Sel, deprem, yangın gibi doğal afetlerin yer, zaman ve mekân ayırt etmeksizin, hangi vakitte gerçekleşeceğini öncesinden ‘bilmek’ mümkün değil. Depremin etkili olduğu Şanlıurfa, Adıyaman’dan sonra şimdide sel felaketi, meydana gelen maddi ve manevi hasar. Altı aylık yağışın Şanlıurfa’ya bir günde düştüğü açıklaması, yağış şiddetinin boyutunu ortaya koymaya yetiyor. Selden hayatlarını kaybeden vatandaşlarımıza Allah’ta rahmet, yakınlarına başsağlığı diliyoruz. Bölge insanımıza geçmiş olsun dileklerimizi iletiyoruz. Rabbim ülkemizi bu ve benzeri afetlerden korusun inşallah…
DEPREM BÖLGESİNE PSİKOSOSYAL DESTEK
Kahramanmaraş merkezli Deprem bölgesine bizzat gidip, depremin etkisini yerinde görmek, bölge insanından dinleme imkânımız oldu. Şahit olduklarımızı geçmiş yıllarda olduğu gibi bugün de, gazetemizde bize ayrılan bu satırlarda siz kıymetli okuyucularımız ve kamuoyuyla paylaşıyoruz. Deprem, yangın, sel baskını ve diğer doğal afetler sonrasında, bölge insanımızın yanında olmak ve onların acılarını dindirmek, vicdan sahibi her vatandaş gibi bizlerin de görevi. Bu sürecin en önemlilerinden birisi de, ruhsal etkileşimin olumsuz yanlarını en aza indirmek. Spor ağırlıklı olarak gündeme ilişkin ‘olayları’ belirlememizde kendi yaklaşımımız kadar, sizlerin duygu, fikir ve beklentileri de önem taşımaktadır. Bu belirleyici unsurlardan en önemlisi, sözlü ve yazılı şekilde bizlere ilettiğiniz/ulaştırdığınız duygu ve düşünceleriniz olmakta. Afet sonrası ortaya çıkabilecek psikolojik uyumsuzlukların önlenmesi, aile ve toplum düzeyinde ilişkilerin yeniden kurulması/geliştirilmesi önem taşımaktadır. Deprem sonrasında bu sürecin sağlıklı nasıl işletilmesi gerektiği hususunda, kendisi Psikoloji Danışma Rehberlik (PDR) uzmanı olan (@dertli) rumuzlu arkadaşımızdan ‘Deprem Bölgesinden Notlar’ başlıklı bir mail aldık. Uzman gözüyle, deprem bölgesindeki çocuk ve gençlerin bölgede yalnız olmadığı, depremden etkilenen bölge insanının nasıl yanında olmamız gerektiği konu edinen yazıyı sizlerle paylaşmak istiyoruz. Hayırlara vesile olsun inşallah…

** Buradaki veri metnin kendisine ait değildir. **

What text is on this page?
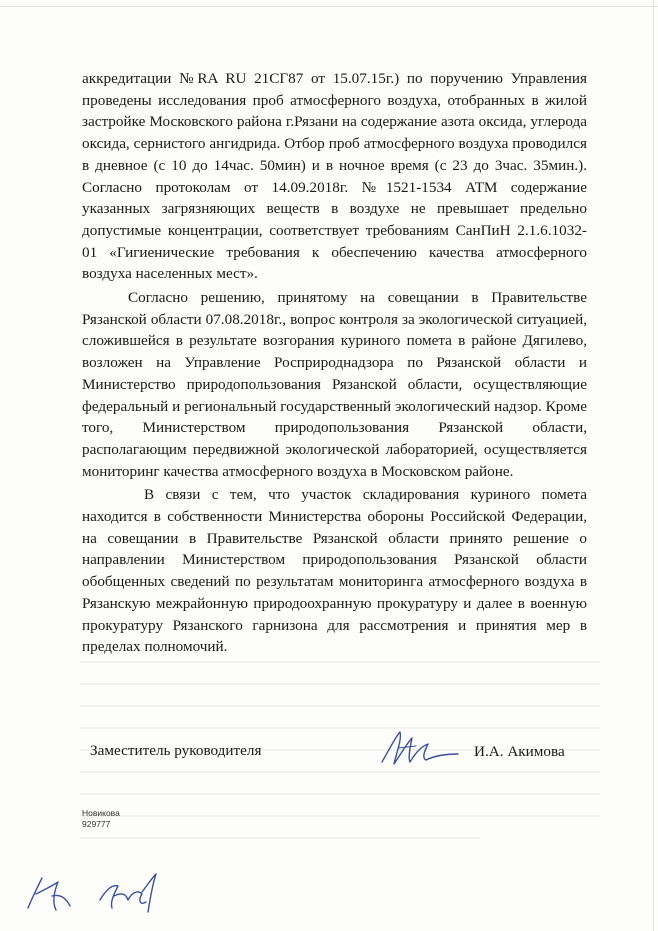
аккредитации №RA RU 21СГ87 от 15.07.15г.) по поручению Управления проведены исследования проб атмосферного воздуха, отобранных в жилой застройке Московского района г.Рязани на содержание азота оксида, углерода оксида, сернистого ангидрида. Отбор проб атмосферного воздуха проводился в дневное (с 10 до 14час. 50мин) и в ночное время (с 23 до 3час. 35мин.). Согласно протоколам от 14.09.2018г. №1521-1534 АТМ содержание указанных загрязняющих веществ в воздухе не превышает предельно допустимые концентрации, соответствует требованиям СанПиН 2.1.6.1032-01 «Гигиенические требования к обеспечению качества атмосферного воздуха населенных мест».

Согласно решению, принятому на совещании в Правительстве Рязанской области 07.08.2018г., вопрос контроля за экологической ситуацией, сложившейся в результате возгорания куриного помета в районе Дягилево, возложен на Управление Росприроднадзора по Рязанской области и Министерство природопользования Рязанской области, осуществляющие федеральный и региональный государственный экологический надзор. Кроме того, Министерством природопользования Рязанской области, располагающим передвижной экологической лабораторией, осуществляется мониторинг качества атмосферного воздуха в Московском районе.

В связи с тем, что участок складирования куриного помета находится в собственности Министерства обороны Российской Федерации, на совещании в Правительстве Рязанской области принято решение о направлении Министерством природопользования Рязанской области обобщенных сведений по результатам мониторинга атмосферного воздуха в Рязанскую межрайонную природоохранную прокуратуру и далее в военную прокуратуру Рязанского гарнизона для рассмотрения и принятия мер в пределах полномочий.

Заместитель руководителя	И.А. Акимова
Новикова
929777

PSİKOSOSYAL DESTEKTE SPORUN YERİ VE ÖNEMİ
“İki tane önemli olay sonrası psikososyal travma ekibinde görev yaptım. Bu afette ben de depremzede olduğum için, ilk hafta arama kurtarma faaliyetleri esnasında gördüklerimin etkisinden dolayı görev almadım. Terzi kendi söküğünü dikemez misali. İki haftadır şehirde dolaşırken çadırkentlerin eksiklerini not aldım. En büyük sorun hijyen, mobil duş ve tuvalet. Bunlar giderilirse sorunlar minimal seviyeye inmiş olacak. Algıda seçicilik mi, yoksa mesleki dezenformasyon mu? Ne denir şu anda tam bilemedim ancak kimsenin farketmediği iki üç konuyu dile getirmek istiyorum. Buradan Gençlik ve Spor Bakanlığı, süper lig temsilcileri ve elini taşın altına koyması gereken herkese açık çağrı da bulunmak istiyorum. İki üç ufak tavsiyem olacak affınıza sığınırım. 1- 0-6 yaş arası çocuklar okul öncesi ve diyanet kursları olmadığı için çadırlarda gün boyunca vakti doğru düzgün doldurmakta sorun yaşanmaktadır. Bu süreçte boyama kitapları, uçurtma, frisbi ve çadır kentler de okul öncesi etkinlik atölyesi kurulabilir. Akıl oyunları ile zihinsel gelişime katkı sağlanabilir. 2- 6-12 yaş için masa tenisi, okçuluk, uçurtma, izcilik faaliyetleri, kitap okuma saatleri gibi etkinlikler ile bu yaş grubunun vaktini olumlu geçirmelerini sağlamak gerekir. Zararlı alışkanlıklara başlama yaşı olan bu gruba dikkat etmek gerekiyor. Akıl oyunları ile zihinsel gelişime katkı sağlanabilir. 3- 12 yaş ve üzeri izcilik faaliyetleri, okçuluk, okuma saatleri, geziler ve kamplar ile e-spor faaliyetleri yapılabilir. Ayrıca deprem bölgesinde mobil futbol, basketbol, voleybol, tenis gibi oyun alanları kurulabilir. Büyük kulüplerin bunu sağlayacak imkânları var. Naçizane tavsiyem bunlar. Stres ve kaygı bozukluğunu bu süreçte en aza bu etkinlikler ile indirilebilir.”